April is a big month for aspiring writers. Many writing contests and challenges are put forth to push writers to grow in their craft by various organizations. It comes timely for me, as I have recently left my contract job and am looking for new opportunities on the horizon. One would think that my open schedule will allow for uninterrupted participation in events like Camp NaNoWriMo.
I’m flattered by the amount of faith you have in me.
Staying committed to my goals has been a long-standing struggle of mine when it comes to writing projects. Partly due to the natural disorder of life, but mostly to do with the intimidation I feel when I actually sit down to work towards my writing goals.
Currently, I have a writing goal on Camp NaNoWriMo to log a total productive writing time of 60 hours before the month’s end. The plan is to write two hours every day on my short story collection. It takes around four to six hours to write a short story, so I will produce around 10 inter-related stories that will need to undergo revision by the last day of the month.

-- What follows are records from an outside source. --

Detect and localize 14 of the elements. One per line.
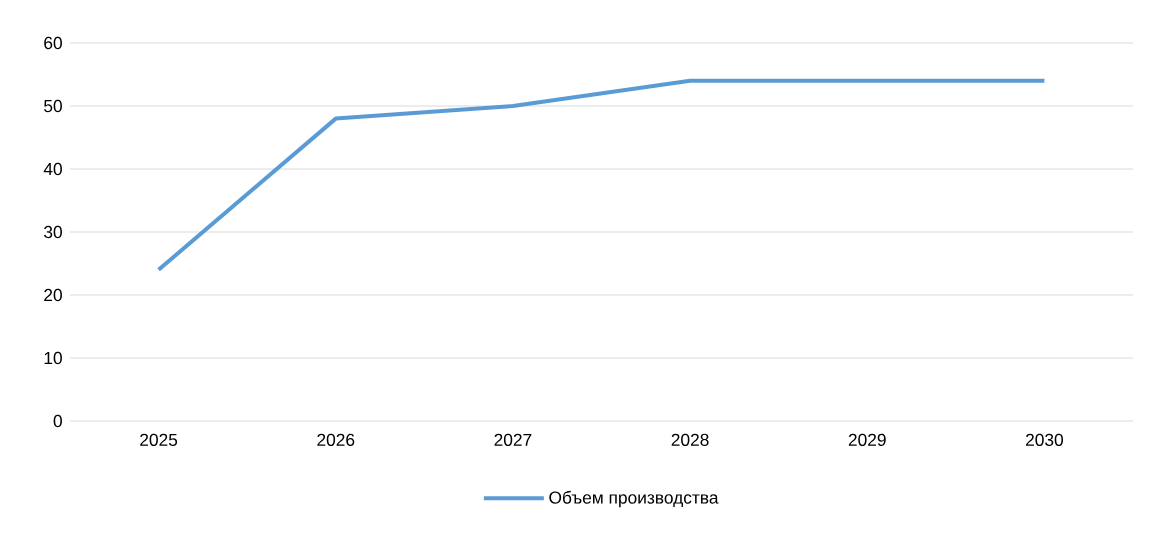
y-tick-label: 10 bbox=[44, 351, 62, 365]
x-tick-label: 2025 bbox=[140, 433, 178, 446]
y-tick-label: 50 bbox=[44, 99, 62, 113]
x-tick-label: 2029 bbox=[848, 433, 886, 446]
x-tick-label: 2030 bbox=[1026, 433, 1064, 446]
x-tick-label: 2027 bbox=[494, 433, 532, 446]
y-tick-label: 0 bbox=[53, 414, 62, 428]
y-tick-label: 40 bbox=[43, 162, 62, 176]
y-tick-label: 30 bbox=[44, 225, 62, 239]
legend-label: Объем производства bbox=[549, 490, 719, 508]
x-tick-label: 2028 bbox=[671, 433, 709, 446]
x-tick-label: 2026 bbox=[317, 433, 355, 446]
y-tick-label: 60 bbox=[44, 36, 62, 50]
y-tick-label: 20 bbox=[44, 288, 62, 302]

It seems like a doable creative project and it is not that much of a stretch for me.
Then I fail to write the first day and the second day. I give it another go the third day and actually produce the first arc. By the next day, it is back to not writing on the project at all.
I am not alone in my dilemma. If the many blog posts and articles out there about achieving goals serve as any indication, many people, in general, wrestle with fulfilling set goals. It partly has to do with fantasizing the goal too much that a sense of accomplishment is given, or too high of expectation that the fear of falling short stops us from even starting.
So how do I get over the initial hump of being intimidated by my own goals?
I make a smaller goal to reach the bigger one.
Writing two hours a day can be daunting, especially when you have other things vying for your attention. However, writing for 10-15 minutes in quick sessions throughout the day is less stressful. I tell myself, “I’ll write for 10 minutes, focusing on the interaction between the two characters.” After those 10 minutes are done, I give myself a break and not look at the previous work.
Rinse and repeat until I have a rough draft of the first arc.
Often times, it is a matter of getting started that makes the goal less intimidating. It is easy to fall into the habit of criticizing the work before you even start (or even while you’re writing it). But if the time is mapped out in smaller sessions, it makes it difficult to truly critique the work until after the section is done.
Overall, writing in sprints has definitely kept me from falling too far behind from my daily goals.
How do you go about achieving your goals?